How long has it been?, he asks himself silently. And he honestly doesn’t know — time has stretched and compressed and warped so much that the ten years his math tells him could be a day or a century. How long since I didn’t feel like a machine, like an emotionless computer processing 0s and 1s and not much more?

The rain blows against the window at his head, soft chit repeating at irregular intervals as the wind shifts. A cat paces back and forth at the foot of the mattress, whining quietly that his usual spot is not easily accessible. There’s the familiar whir and occasional puff of cool from the tower fan to his left. There’s a smell of clean shampoo, fruit-scented? and WONDERFUL, and the weight of her right arm across his chest, firm but light as an autumn ocean breeze. Cool, soft, alien but so familiar from his wandering daydreams. Her hand on his shoulder, touching the tattoo, her fingernails occasionally digging as she dreams of whatever beautiful aliens dream of.
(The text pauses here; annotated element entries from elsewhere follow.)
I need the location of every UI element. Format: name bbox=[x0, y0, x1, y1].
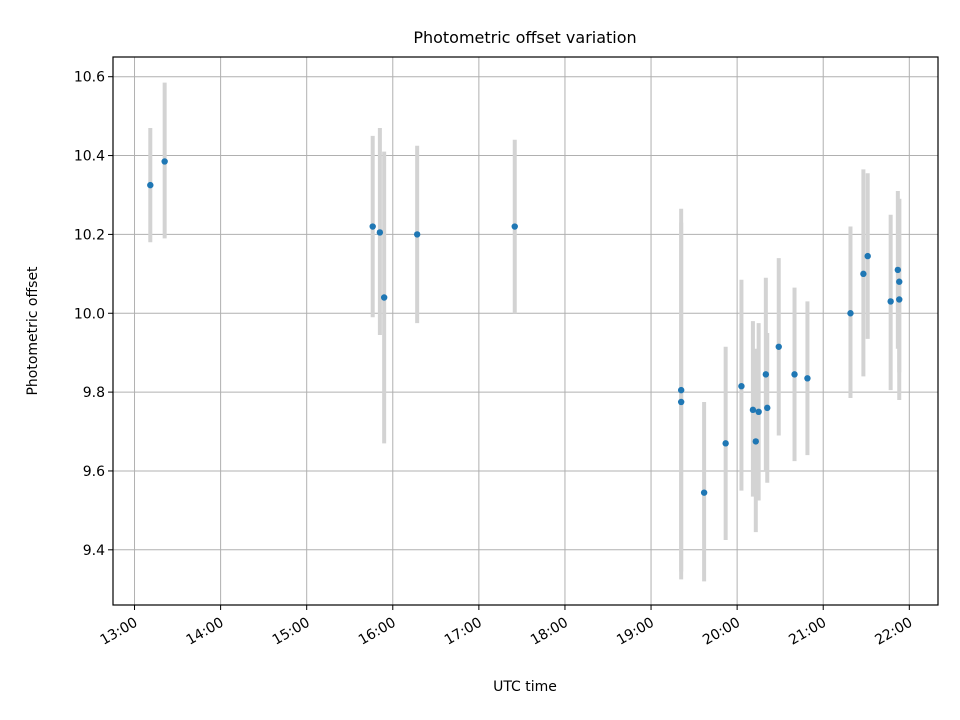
y-tick-label: 9.6 bbox=[83, 464, 105, 480]
data-point bbox=[380, 294, 388, 301]
y-tick-label: 10.2 bbox=[74, 227, 105, 243]
data-point bbox=[413, 231, 421, 238]
data-point bbox=[738, 382, 745, 390]
y-tick-label: 10.6 bbox=[74, 70, 105, 86]
x-tick-label: 17:00 bbox=[442, 615, 485, 649]
x-tick-label: 18:00 bbox=[528, 615, 571, 649]
data-point bbox=[896, 296, 903, 303]
chart-title: Photometric offset variation bbox=[413, 28, 636, 47]
error-bars bbox=[148, 82, 902, 582]
data-point bbox=[752, 438, 759, 445]
data-point bbox=[894, 266, 902, 274]
data-point bbox=[887, 298, 894, 305]
data-point bbox=[677, 386, 685, 394]
data-point bbox=[376, 229, 384, 236]
plot-frame bbox=[112, 56, 939, 606]
data-point bbox=[791, 371, 798, 378]
x-tick-label: 21:00 bbox=[786, 615, 829, 649]
x-tick-label: 22:00 bbox=[872, 615, 915, 649]
data-point bbox=[677, 398, 685, 406]
data-point bbox=[147, 181, 154, 189]
data-point bbox=[755, 408, 762, 416]
data-point bbox=[762, 371, 770, 378]
x-tick-label: 13:00 bbox=[98, 615, 141, 649]
data-point bbox=[864, 252, 871, 260]
y-tick-label: 9.4 bbox=[83, 543, 105, 559]
x-tick-label: 15:00 bbox=[270, 615, 313, 649]
data-point bbox=[700, 489, 708, 496]
data-point bbox=[764, 404, 771, 412]
y-tick-label: 9.8 bbox=[83, 385, 105, 401]
grid bbox=[113, 57, 938, 605]
y-tick-label: 10.0 bbox=[74, 306, 105, 322]
y-tick-label: 10.4 bbox=[74, 149, 105, 165]
x-tick-label: 20:00 bbox=[700, 615, 743, 649]
y-axis-label: Photometric offset bbox=[25, 266, 41, 396]
y-axis-ticks: 9.4 9.6 9.8 10.0 10.2 10.4 10.6 bbox=[74, 70, 113, 559]
data-point bbox=[161, 158, 168, 165]
x-axis-ticks: 13:00 14:00 15:00 16:00 17:00 18:00 19:00 20:00… bbox=[98, 605, 915, 649]
x-tick-label: 16:00 bbox=[356, 615, 399, 649]
data-point bbox=[369, 223, 376, 230]
x-tick-label: 14:00 bbox=[184, 615, 227, 649]
data-point bbox=[722, 440, 729, 447]
data-point bbox=[775, 343, 782, 350]
data-point bbox=[511, 223, 518, 230]
data-point bbox=[860, 270, 867, 278]
data-point bbox=[804, 375, 811, 382]
data-point bbox=[847, 310, 854, 317]
x-tick-label: 19:00 bbox=[614, 615, 657, 649]
x-axis-label: UTC time bbox=[493, 679, 557, 695]
data-points bbox=[147, 158, 903, 496]
data-point bbox=[749, 406, 757, 414]
data-point bbox=[896, 278, 903, 285]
The past years, he had suspected he was slipping away from himself. There were moments of his old and familiar self, but fewer and further between as the decade had progressed. Hobbies had fallen to the side, passion projects had run out of steam, and inspiration had been muted, barely a whisper in the fog of his nights. The one constant had remained working with computers — solving problems with a tool that did what and only exactly what you told it to do. Little wonder, then. Easier to think in 0s and 1s than admit you’ve gotten too lazy and tired to keep up with the people around you. It’s admonishment that echoes in his head routinely, motivation mistaken consistently for self-deprecation. Easier to bury your feelings than admit people don’t seem to understand or care.
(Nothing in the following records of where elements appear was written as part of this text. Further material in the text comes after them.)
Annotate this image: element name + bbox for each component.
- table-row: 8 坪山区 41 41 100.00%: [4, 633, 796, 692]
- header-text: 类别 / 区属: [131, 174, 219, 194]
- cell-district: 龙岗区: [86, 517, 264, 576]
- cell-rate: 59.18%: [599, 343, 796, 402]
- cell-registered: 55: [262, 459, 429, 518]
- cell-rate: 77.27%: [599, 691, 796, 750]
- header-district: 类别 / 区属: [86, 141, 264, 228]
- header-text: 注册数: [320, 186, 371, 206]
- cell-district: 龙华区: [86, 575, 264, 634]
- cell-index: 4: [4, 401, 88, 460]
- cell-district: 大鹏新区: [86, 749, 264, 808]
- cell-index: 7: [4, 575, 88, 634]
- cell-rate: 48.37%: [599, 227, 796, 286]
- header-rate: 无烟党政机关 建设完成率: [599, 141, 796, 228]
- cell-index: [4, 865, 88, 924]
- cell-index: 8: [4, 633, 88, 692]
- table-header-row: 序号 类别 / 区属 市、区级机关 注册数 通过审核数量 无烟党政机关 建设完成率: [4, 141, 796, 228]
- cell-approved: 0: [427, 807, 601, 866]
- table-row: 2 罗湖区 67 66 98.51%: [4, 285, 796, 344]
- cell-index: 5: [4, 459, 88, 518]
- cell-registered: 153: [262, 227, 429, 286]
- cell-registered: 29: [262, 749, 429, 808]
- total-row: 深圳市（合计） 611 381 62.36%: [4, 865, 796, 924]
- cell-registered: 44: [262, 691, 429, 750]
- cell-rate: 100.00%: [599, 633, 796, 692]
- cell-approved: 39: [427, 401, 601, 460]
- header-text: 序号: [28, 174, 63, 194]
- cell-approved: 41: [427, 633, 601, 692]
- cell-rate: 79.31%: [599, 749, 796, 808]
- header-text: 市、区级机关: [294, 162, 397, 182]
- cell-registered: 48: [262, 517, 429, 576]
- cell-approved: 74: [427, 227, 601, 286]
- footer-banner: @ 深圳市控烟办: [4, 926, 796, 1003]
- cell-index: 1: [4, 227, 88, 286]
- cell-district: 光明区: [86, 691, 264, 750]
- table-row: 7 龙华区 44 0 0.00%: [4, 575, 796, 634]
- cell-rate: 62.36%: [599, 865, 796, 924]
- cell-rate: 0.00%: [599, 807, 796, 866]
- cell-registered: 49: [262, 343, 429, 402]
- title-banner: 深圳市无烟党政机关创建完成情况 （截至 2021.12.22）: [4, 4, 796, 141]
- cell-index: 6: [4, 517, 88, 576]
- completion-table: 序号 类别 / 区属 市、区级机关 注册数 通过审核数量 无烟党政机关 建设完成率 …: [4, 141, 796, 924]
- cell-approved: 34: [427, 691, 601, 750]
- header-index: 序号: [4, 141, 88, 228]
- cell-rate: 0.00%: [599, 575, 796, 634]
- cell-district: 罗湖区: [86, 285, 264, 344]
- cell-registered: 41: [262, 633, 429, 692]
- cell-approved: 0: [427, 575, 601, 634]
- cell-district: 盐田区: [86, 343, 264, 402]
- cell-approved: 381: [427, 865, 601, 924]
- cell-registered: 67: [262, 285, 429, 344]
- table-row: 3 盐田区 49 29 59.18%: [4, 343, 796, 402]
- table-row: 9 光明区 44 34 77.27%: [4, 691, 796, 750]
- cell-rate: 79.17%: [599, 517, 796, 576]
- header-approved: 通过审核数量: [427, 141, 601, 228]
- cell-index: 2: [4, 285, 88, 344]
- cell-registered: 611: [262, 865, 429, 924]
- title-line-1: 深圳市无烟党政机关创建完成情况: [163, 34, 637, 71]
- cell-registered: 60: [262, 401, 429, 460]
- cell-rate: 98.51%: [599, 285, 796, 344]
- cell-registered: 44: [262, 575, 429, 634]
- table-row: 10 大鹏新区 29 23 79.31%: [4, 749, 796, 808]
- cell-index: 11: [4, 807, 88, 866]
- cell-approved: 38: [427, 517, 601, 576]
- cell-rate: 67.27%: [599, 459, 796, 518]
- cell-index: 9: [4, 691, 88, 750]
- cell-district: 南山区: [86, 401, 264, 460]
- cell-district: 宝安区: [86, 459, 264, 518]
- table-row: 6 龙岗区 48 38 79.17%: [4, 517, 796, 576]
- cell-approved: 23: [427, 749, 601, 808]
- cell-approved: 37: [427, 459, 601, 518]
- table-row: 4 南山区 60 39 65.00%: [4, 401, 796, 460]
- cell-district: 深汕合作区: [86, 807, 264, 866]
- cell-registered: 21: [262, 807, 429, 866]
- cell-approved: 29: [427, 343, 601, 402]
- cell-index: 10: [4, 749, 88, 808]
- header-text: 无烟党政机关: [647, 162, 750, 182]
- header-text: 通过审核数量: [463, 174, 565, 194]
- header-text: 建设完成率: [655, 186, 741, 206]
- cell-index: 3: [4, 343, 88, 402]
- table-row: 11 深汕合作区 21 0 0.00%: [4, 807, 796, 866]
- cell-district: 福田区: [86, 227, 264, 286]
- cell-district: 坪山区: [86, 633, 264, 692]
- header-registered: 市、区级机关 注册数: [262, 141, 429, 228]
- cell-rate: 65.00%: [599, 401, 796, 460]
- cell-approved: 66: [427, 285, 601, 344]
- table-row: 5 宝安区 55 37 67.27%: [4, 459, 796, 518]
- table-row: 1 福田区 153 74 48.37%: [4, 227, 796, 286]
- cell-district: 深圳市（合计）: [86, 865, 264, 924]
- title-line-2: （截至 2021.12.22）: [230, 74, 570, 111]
Her forehead is pressed gently against his cheek, her bare abdomen and hips solidly against his. He listens to her breathing softly, and is convinced for a moment that this is all a dream, nothing more than a dream, a passing jumble of neural signals he’ll forget with the dawn. I need a camera, he thinks. A full range view of this room, this moment, this beautiful human beside me. And the talent to use it, to capture this, that it’s not forgotten and lost in the shadows of my brain. He feels her leg crooked over his, soft and cool and so comforting, feels her gentle breath on his neck, smells the slight undertones of bourbon and cigarette.
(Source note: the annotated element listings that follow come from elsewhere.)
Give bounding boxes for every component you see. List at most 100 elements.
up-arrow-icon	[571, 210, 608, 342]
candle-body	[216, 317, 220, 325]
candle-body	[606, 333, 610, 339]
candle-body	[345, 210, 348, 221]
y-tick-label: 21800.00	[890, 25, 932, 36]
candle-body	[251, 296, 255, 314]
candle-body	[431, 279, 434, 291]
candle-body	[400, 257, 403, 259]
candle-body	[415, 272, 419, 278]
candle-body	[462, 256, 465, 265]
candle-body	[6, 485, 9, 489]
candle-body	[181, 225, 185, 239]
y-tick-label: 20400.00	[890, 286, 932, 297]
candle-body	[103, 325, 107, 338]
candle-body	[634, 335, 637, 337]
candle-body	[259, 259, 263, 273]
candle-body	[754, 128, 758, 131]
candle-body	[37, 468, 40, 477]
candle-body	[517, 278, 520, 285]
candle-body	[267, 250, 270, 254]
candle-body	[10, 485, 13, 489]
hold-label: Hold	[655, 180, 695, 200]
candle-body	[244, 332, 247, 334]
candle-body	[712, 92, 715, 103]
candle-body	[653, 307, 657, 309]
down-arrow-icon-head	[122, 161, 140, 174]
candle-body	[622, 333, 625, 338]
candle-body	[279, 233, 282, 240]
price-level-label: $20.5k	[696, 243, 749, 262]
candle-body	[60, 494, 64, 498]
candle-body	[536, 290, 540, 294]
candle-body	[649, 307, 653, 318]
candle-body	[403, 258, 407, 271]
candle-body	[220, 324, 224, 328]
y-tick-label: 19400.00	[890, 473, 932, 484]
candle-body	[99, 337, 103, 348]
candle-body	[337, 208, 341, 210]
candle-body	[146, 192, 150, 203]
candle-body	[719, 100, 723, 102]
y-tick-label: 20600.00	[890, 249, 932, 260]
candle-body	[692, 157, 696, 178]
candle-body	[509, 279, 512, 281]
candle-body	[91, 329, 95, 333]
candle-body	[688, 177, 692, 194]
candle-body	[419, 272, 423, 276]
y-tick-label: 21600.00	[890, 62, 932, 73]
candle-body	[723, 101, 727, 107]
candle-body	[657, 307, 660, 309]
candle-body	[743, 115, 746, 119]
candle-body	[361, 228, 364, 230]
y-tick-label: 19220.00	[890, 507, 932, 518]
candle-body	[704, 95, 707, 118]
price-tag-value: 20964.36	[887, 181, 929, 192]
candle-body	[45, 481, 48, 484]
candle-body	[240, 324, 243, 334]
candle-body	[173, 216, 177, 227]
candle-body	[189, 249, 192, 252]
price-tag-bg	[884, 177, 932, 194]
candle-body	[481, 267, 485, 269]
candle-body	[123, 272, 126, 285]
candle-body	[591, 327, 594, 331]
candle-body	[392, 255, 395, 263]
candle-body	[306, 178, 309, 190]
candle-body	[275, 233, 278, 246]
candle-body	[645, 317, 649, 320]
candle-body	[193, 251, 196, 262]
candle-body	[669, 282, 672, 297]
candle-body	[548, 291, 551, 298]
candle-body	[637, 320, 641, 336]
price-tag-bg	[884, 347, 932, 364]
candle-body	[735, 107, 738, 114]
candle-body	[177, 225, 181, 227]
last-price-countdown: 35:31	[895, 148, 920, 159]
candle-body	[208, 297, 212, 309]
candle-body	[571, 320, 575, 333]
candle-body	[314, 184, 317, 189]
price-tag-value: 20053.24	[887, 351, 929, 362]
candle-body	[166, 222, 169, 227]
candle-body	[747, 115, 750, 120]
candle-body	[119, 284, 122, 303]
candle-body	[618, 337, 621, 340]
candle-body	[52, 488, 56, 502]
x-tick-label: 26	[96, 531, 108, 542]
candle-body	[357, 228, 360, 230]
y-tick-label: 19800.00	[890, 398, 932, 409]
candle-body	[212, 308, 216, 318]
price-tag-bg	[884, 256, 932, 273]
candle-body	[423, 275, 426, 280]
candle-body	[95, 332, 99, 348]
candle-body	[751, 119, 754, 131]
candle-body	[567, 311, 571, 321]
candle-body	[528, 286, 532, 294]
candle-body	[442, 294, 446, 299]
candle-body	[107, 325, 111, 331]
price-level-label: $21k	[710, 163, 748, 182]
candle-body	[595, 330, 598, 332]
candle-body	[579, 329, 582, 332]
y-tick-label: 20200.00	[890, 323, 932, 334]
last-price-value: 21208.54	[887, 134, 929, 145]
He takes in the details, every one, from her head to her toes and back, again and again. Repeats what he sees, hears, smells, feels, more granularly with each pass. Draws an image, carves a tableau, ingrains the essence of a three-dimensional holograms, over and over and over until the moment is as real inside as out.

And smiles. Not in binary, not with the purpose of solving a problem, not with concern for tomorrow or yesterday, but at peace and in the moment, words and sensations his own camera.